Just wondering what 2020ish or later cyberpunk books/authors you’ve read and would recommend. Every list I find is either the same handful of admittedly quintessential 1970/80s stuff (Gibson, Stephenson, Dick, etc), mega compilations that aren’t deliniated by year/quality (and haven’t been updated in years), or wildly irrelevant bot slop.
Human authors only… nothing AI/LLM-generated, please.
I think anything with *-punk is some sort of Sci-fi with the best people could predict of the future at the time.
My go to for finding new books and authors is to check the Sci-fi awards nominees: Nebula, Hugo, Locus, … There are also two small book-stores nearby where workers put their reviews on the shelves of books they like and recommend.
Also, science fiction is not trademarked. =p
The Murderbot Diaries by Martha Wells https://marthawells.com/murderbot.htm
Easily my favourite contemporary author.
It is a Sci-fi, but fits the Cyberpunk high-tech low-life aspects you seek, like megacorporations dystopias, slave labour, surveillance state, robot conscience, augmented humans, etc…
I also read Dungeon Crawler Carl by Matt Dinniman recently. A recommendation from one of those book-stores.
Some alien corporation is going to mine Earth’s rare resources and the surviving humans participate in a dungeon crawl reality show. Kind of Running Man meets Hitchhiker’s Guide to the Galaxy.
It is LitRPG - which I am not a big fan but the writing of the first 2 books are good.
I am not a big fan of the last released couple of books of the series, as it feels more like extended power-trips that permeates the LitRPG genre.
“The Murderbot Diaries” sounds spot-on to what I’m looking for, bonus points for being a series! Added it to my list.
I’ll check out “Dungeon Crawler Carl”, but I’m not really sure what LitRPG is. Glancing through the wiki entry it seems like I’ve got plenty of experience with RPG-but-not-LitRPG books (i.e. tabletop supplementals, actual RPG rulebooks/scenarios, in-universe-inspired, “choose your own adventure”, etc), but never LitRPG itself. Should at least be a curious stroll… I’m not usually big on aliens so we’ll see. Running Man + Hitchhiker’s Guide (the later being my all-time favorite series) has me very interested.
I wouldn’t bother with DCC it seems like a weird rec to me. Litrpg is a new kind of genre fiction slop that’s emergent because video game literacy is at an all-time high but it just amounts to scenes with characters reading menus, achievement toasts, and their stats.
Ah, that’s kind of what I gathered it would be but wasn’t sure. I may still take a gander out of curiosity, but I’ve spent too many decades playing games as it is so I’m not sure I’d get much from reading about characters doing the same inane tasks. Barring some outstanding story that just uses it more as flavor/set-dressing, that is.

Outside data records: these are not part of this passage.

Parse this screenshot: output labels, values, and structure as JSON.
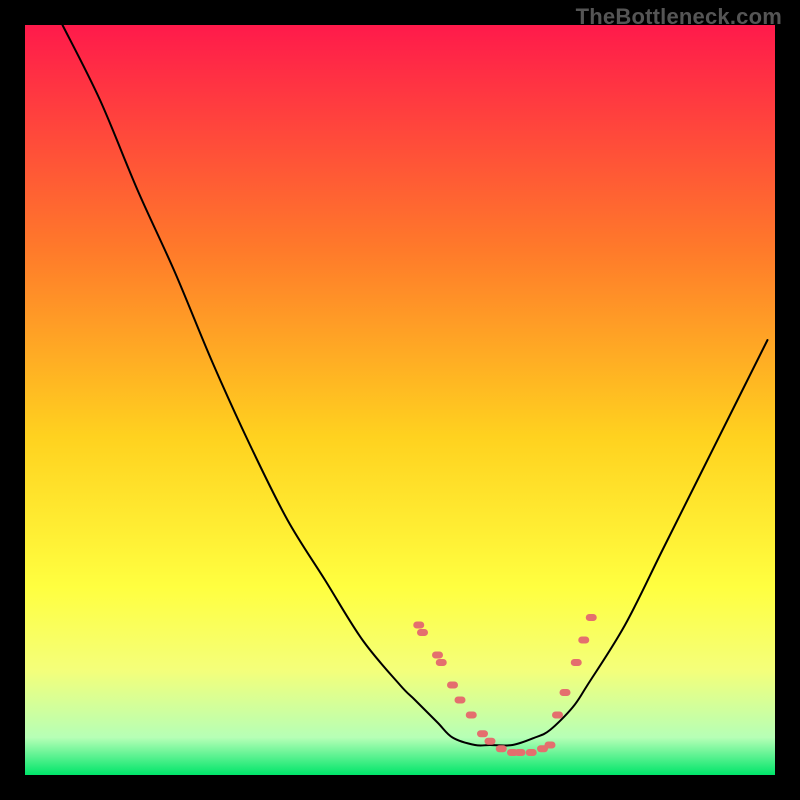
{
  "watermark": "TheBottleneck.com",
  "chart_data": {
    "type": "line",
    "title": "",
    "xlabel": "",
    "ylabel": "",
    "xlim": [
      0,
      100
    ],
    "ylim": [
      0,
      100
    ],
    "grid": false,
    "legend": false,
    "notes": "V-shaped bottleneck curve on rainbow (red→yellow→green) vertical gradient background bordered in black; pink dots mark samples near the valley.",
    "series": [
      {
        "name": "bottleneck-curve",
        "x": [
          5,
          10,
          15,
          20,
          25,
          30,
          35,
          40,
          45,
          50,
          52,
          55,
          57,
          60,
          62,
          65,
          68,
          70,
          73,
          75,
          80,
          85,
          90,
          95,
          99
        ],
        "values": [
          100,
          90,
          78,
          67,
          55,
          44,
          34,
          26,
          18,
          12,
          10,
          7,
          5,
          4,
          4,
          4,
          5,
          6,
          9,
          12,
          20,
          30,
          40,
          50,
          58
        ]
      }
    ],
    "highlight_points": {
      "name": "markers",
      "x": [
        52.5,
        53,
        55,
        55.5,
        57,
        58,
        59.5,
        61,
        62,
        63.5,
        65,
        66,
        67.5,
        69,
        70,
        71,
        72,
        73.5,
        74.5,
        75.5
      ],
      "values": [
        20,
        19,
        16,
        15,
        12,
        10,
        8,
        5.5,
        4.5,
        3.5,
        3,
        3,
        3,
        3.5,
        4,
        8,
        11,
        15,
        18,
        21
      ]
    },
    "background_gradient_stops": [
      {
        "offset": 0.0,
        "color": "#ff1a4b"
      },
      {
        "offset": 0.3,
        "color": "#ff7a2a"
      },
      {
        "offset": 0.55,
        "color": "#ffd21f"
      },
      {
        "offset": 0.75,
        "color": "#ffff40"
      },
      {
        "offset": 0.86,
        "color": "#f4ff7a"
      },
      {
        "offset": 0.95,
        "color": "#b6ffb6"
      },
      {
        "offset": 1.0,
        "color": "#00e56a"
      }
    ]
  }
}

To be fair, DCC is not cyberpunk. I’ve read … all of the hugo and nebula winners. Plus the top 100 sci fi books. Also every major sci fi major series from the masters (Dune, Foundation, Ringworld, Culture, Heechee, Hyperion… etc etc).
Yeah … a LOT of sci fi.
Now having said all of that. DCC is an amazing series … IF AND ONLY IF, you read it as intended as an extremely DARK traumatic post apocalyptic alien invasion series. Yeah it is lit-rpg, but those elements virtually get lost in the amazing storytelling and intricate plot. I’m talking Nabokov plot level here.
Unfortunately, a lot of people read DCC as a fun dungeon crawler book and seem to gloss over the true terror/horror the characters are going through.
So if you are looking for a fun/dark read, its 100% worth it as long as you read past the first level. (and its pretty easy to do so!)
I wouldn’t call DCC cyberpunk.
But it is an entertaining read, and probably the best of what LitRPG has to offer, besides maybe He Fights With Monsters. If you like the genre will depend entirely on how cringy or not you find rpg mechanics in your stories.